Sebelum masuk rumah sakit

2 hari SMRS pasien mengeluh BAB cair sebanyak kurang lebih 9-10 kali dalam 24 jam,
dengan volume kurang lebih setengah gelas kecil ( 100 cc) setiap BAB, dengan konsistensi
cair dan sedikit ampas, berwarna kuning, bau khas. Sejak 1 hari SMRS, pasien mulai mengeluh
mual, tetapi tidak muntah. Sebelum BAB cair timbul, ibu pasien mengatakan bahwa pasien
mengkonsumsi minuman sirup (tanpa merk) yang dibeli di warung dekat rumah.
7 hari SMRS, pasien mengeluh batuk. Batuk tidak berdahak, makin lama makin sering,
dan timbul kapan saja. Keluhan sesak maupun bunyi mengi saat bernafas disangkal. Menurut
keterangan ibu pasien, nenek pasien sedang menjalani pengobatan flek paru BTA + sudah jalan
2 bulan dan tinggal serumah dengan pasien.
Lebih kurang 14 hari SMRS, pasien mengeluh demam. Demam tidak tinggi, dengan
perabaan tangan terasa hangat, dirasakan terus menerus. Demam hanya turun apabila diberi
obat panas yang dibeli ibu pasien di warung dan setelah itu naik kembali. Selama demam,
pasien tidak menggigil, pucat, maupun tampak gelisah dan mengigau saat tidur. Hanya saja
pasien sering berkeringat di malam hari. Pasien tidak punya riwayat kejang saat demam.
Selama demam, pasien menjadi tidak nafsu makan hanya ingin makan apabila dibelikan jajanan
di warung dekat rumah. Akhirnya, berat badan pasien dikeluhkan ibu semakin turun.
Riwayat BAK, sehari dengan frekuensi 3 kali sehari. BAK jernih, volume kira-kira
setengah gelas aqua kecil. Pasien tidak mengeluh nyeri atau menangis saat berkemih maupun
kemerahan pada alat kelamin. Kebiasaan menahan atau tidak segera BAK juga disangkal.
Riwayat bepergian ke luar kota terutama wilayah endemis Malaria, ataupun anggota
keluarga dan tetangga yang bepergian atau sakit malaria disangkal oleh orang tua pasien.
1 hari SMRS, pasien langsung dibawa oleh ibunya ke IGD RSUD Kota Semarang
karena pasien masih mengalami keluhan yang sama dan anak semakin rewel.
Setelah masuk rumah sakit
18 Juni 2015
Hari ke-0 perawatan di rumah sakit :
Pasien masih demam.

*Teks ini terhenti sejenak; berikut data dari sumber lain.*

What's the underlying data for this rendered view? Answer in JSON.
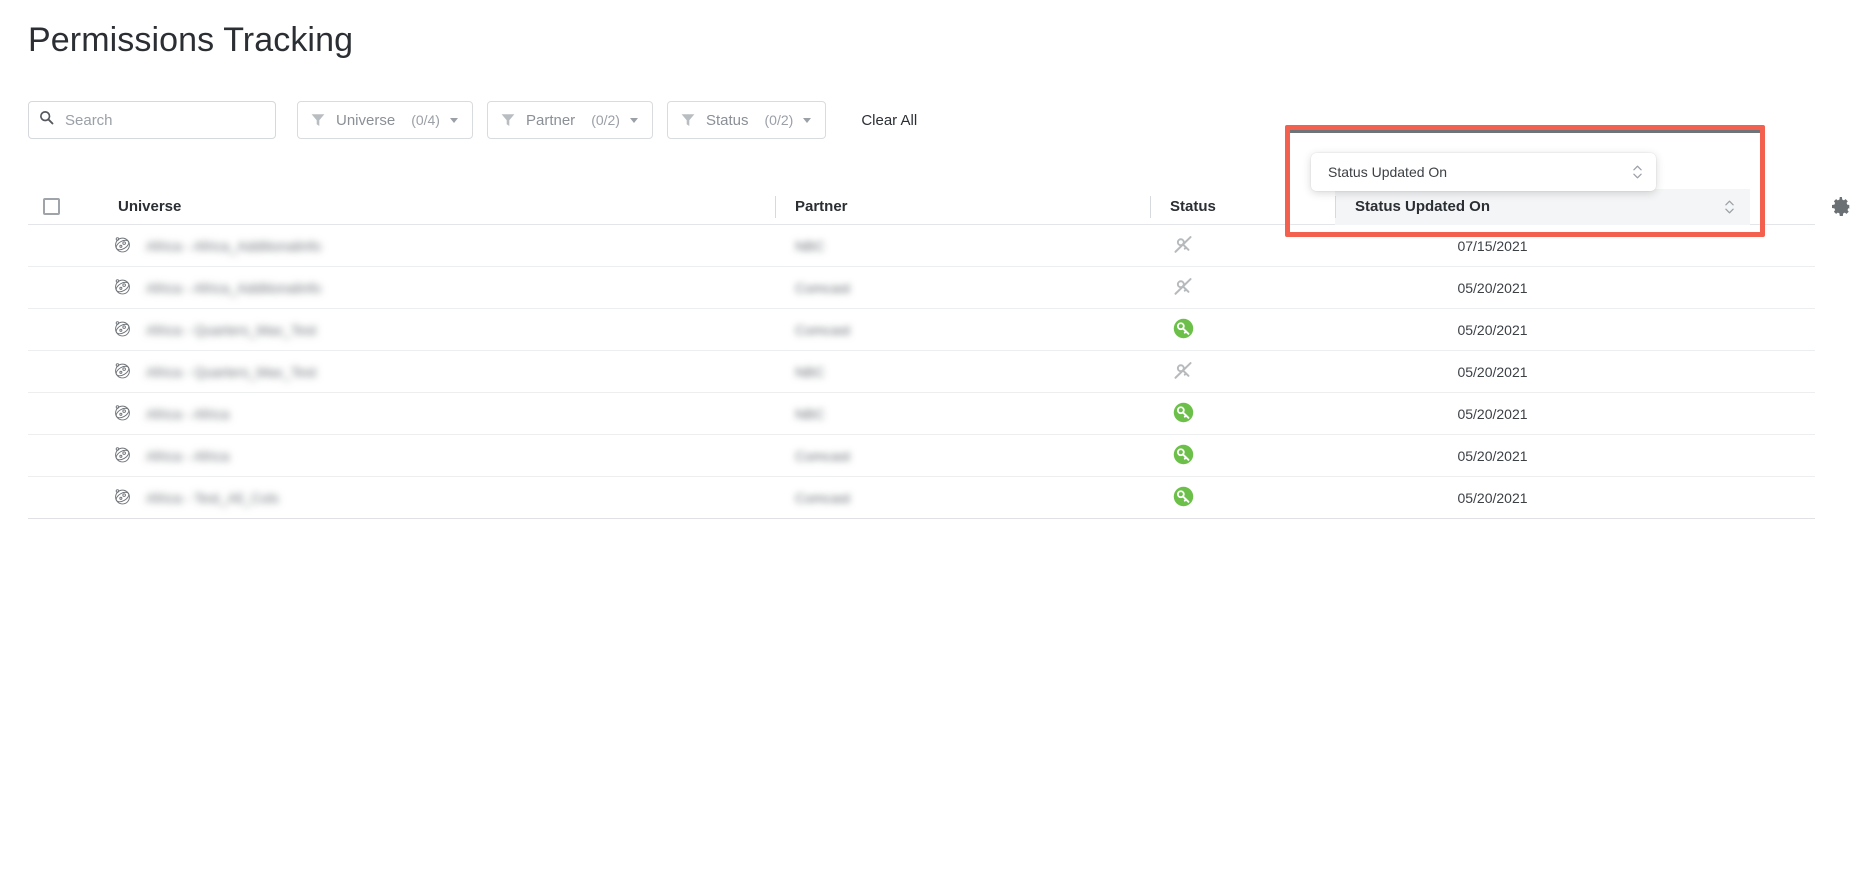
{
  "page": {
    "title": "Permissions Tracking"
  },
  "search": {
    "placeholder": "Search",
    "value": "",
    "icon": "search-icon"
  },
  "filters": [
    {
      "id": "universe",
      "label": "Universe",
      "count": "(0/4)",
      "icon": "funnel-icon",
      "caret": "chevron-down-icon"
    },
    {
      "id": "partner",
      "label": "Partner",
      "count": "(0/2)",
      "icon": "funnel-icon",
      "caret": "chevron-down-icon"
    },
    {
      "id": "status",
      "label": "Status",
      "count": "(0/2)",
      "icon": "funnel-icon",
      "caret": "chevron-down-icon"
    }
  ],
  "clear_all_label": "Clear All",
  "settings_icon": "gear-icon",
  "table": {
    "columns": [
      {
        "key": "select",
        "label": ""
      },
      {
        "key": "universe",
        "label": "Universe"
      },
      {
        "key": "partner",
        "label": "Partner"
      },
      {
        "key": "status",
        "label": "Status"
      },
      {
        "key": "updated",
        "label": "Status Updated On"
      }
    ],
    "select_all_checked": false,
    "sorted_column": "Status Updated On",
    "rows": [
      {
        "universe": "Africa - Africa_Additionalinfo",
        "partner": "NBC",
        "status": "revoked",
        "status_icon": "key-disabled-icon",
        "updated": "07/15/2021"
      },
      {
        "universe": "Africa - Africa_Additionalinfo",
        "partner": "Comcast",
        "status": "revoked",
        "status_icon": "key-disabled-icon",
        "updated": "05/20/2021"
      },
      {
        "universe": "Africa - Quarters_Max_Test",
        "partner": "Comcast",
        "status": "granted",
        "status_icon": "key-active-icon",
        "updated": "05/20/2021"
      },
      {
        "universe": "Africa - Quarters_Max_Test",
        "partner": "NBC",
        "status": "revoked",
        "status_icon": "key-disabled-icon",
        "updated": "05/20/2021"
      },
      {
        "universe": "Africa - Africa",
        "partner": "NBC",
        "status": "granted",
        "status_icon": "key-active-icon",
        "updated": "05/20/2021"
      },
      {
        "universe": "Africa - Africa",
        "partner": "Comcast",
        "status": "granted",
        "status_icon": "key-active-icon",
        "updated": "05/20/2021"
      },
      {
        "universe": "Africa - Test_All_Cols",
        "partner": "Comcast",
        "status": "granted",
        "status_icon": "key-active-icon",
        "updated": "05/20/2021"
      }
    ]
  },
  "floating_dropdown": {
    "selected": "Status Updated On",
    "icon": "sort-chevrons-icon"
  },
  "annotation": {
    "highlight_color": "#f4604e"
  },
  "colors": {
    "status_active": "#6cc04a",
    "status_disabled": "#b6babd",
    "highlight": "#f4604e",
    "header_hover_bg": "#f4f5f6"
  }
}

BAB cair 5x, konsistensi cair dengan ampas, warna kuning,
bau khas. Mual, batuk tidak berdahak, sering minta minum, rewel.
19 Juni 2015
Hari ke-1 perawatan di rumah sakit :
3

Demam mulai turun. BAB cair 3x konsistensi cair dengan ampas, warna kuning, bau
khas. Mual (-), batuk berdahak, sulit dikeluarkan. Sering minum.
20 Juni 2015
Hari ke-2 perawatan di rumah sakit :
Demam (-). BAB cair 2x konsistensi cair dengan ampas, warna kuning, bau khas.
Batuk berdahak, sulit dikeluarkan. Minum biasa.
21 Juni 2015
Hari ke-3 perawatan di rumah sakit :
BAB 1x dengan konsistensi lunak, warna kuning kecokelatan, bau khas. Batuk
berdahak.
Riwayat Penyakit Dahulu:
Pasien belum pernah mengalami hal serupa. Menurut keterangan Ibu pasien, pasien tidak
memiliki riwayat alergi susu sapi.

Riwayat Penyakit Keluarga :


Keluhan yang sama (-). Nenek pasien memiliki menderita flek paru BTA (+) dan sedang
menjalani pengobatan jalan 2 bulan.

Riwayat Pemeliharaan Prenatal :


Ibu pasien memeriksakan kandungannya secara teratur selama kehamilan. Selama
hamil ibu mengaku mendapat imunisasi TT 2 kali. Tidak pernah menderita penyakit selama
kehamilan. Riwayat perdarahan saat hamil disangkal. Riwayat trauma saat hamil disangkal.
Riwayat minum obat tanpa resep dokter ataupun minum jamu disangkal.
Kesan : riwayat pemeliharaan prenatal baik

Riwayat Persalinan dan Kehamilan :


Pasien merupakan anak perempuan dari ibu G2P1A0 dengan usia kehamilan cukup
bulan (ibu lupa tepatnya berapa minggu), lahir secara normal, persalinan ditolong oleh

bidan, anak lahir langsung menangis, berat badan lahir 2700 gram. Ibu tidak mengingat
panjang badan lahir, lingkar kepala, dan lingkar dada saat lahir.
Kesan : neonatus aterm, lahir spontan, BBLC.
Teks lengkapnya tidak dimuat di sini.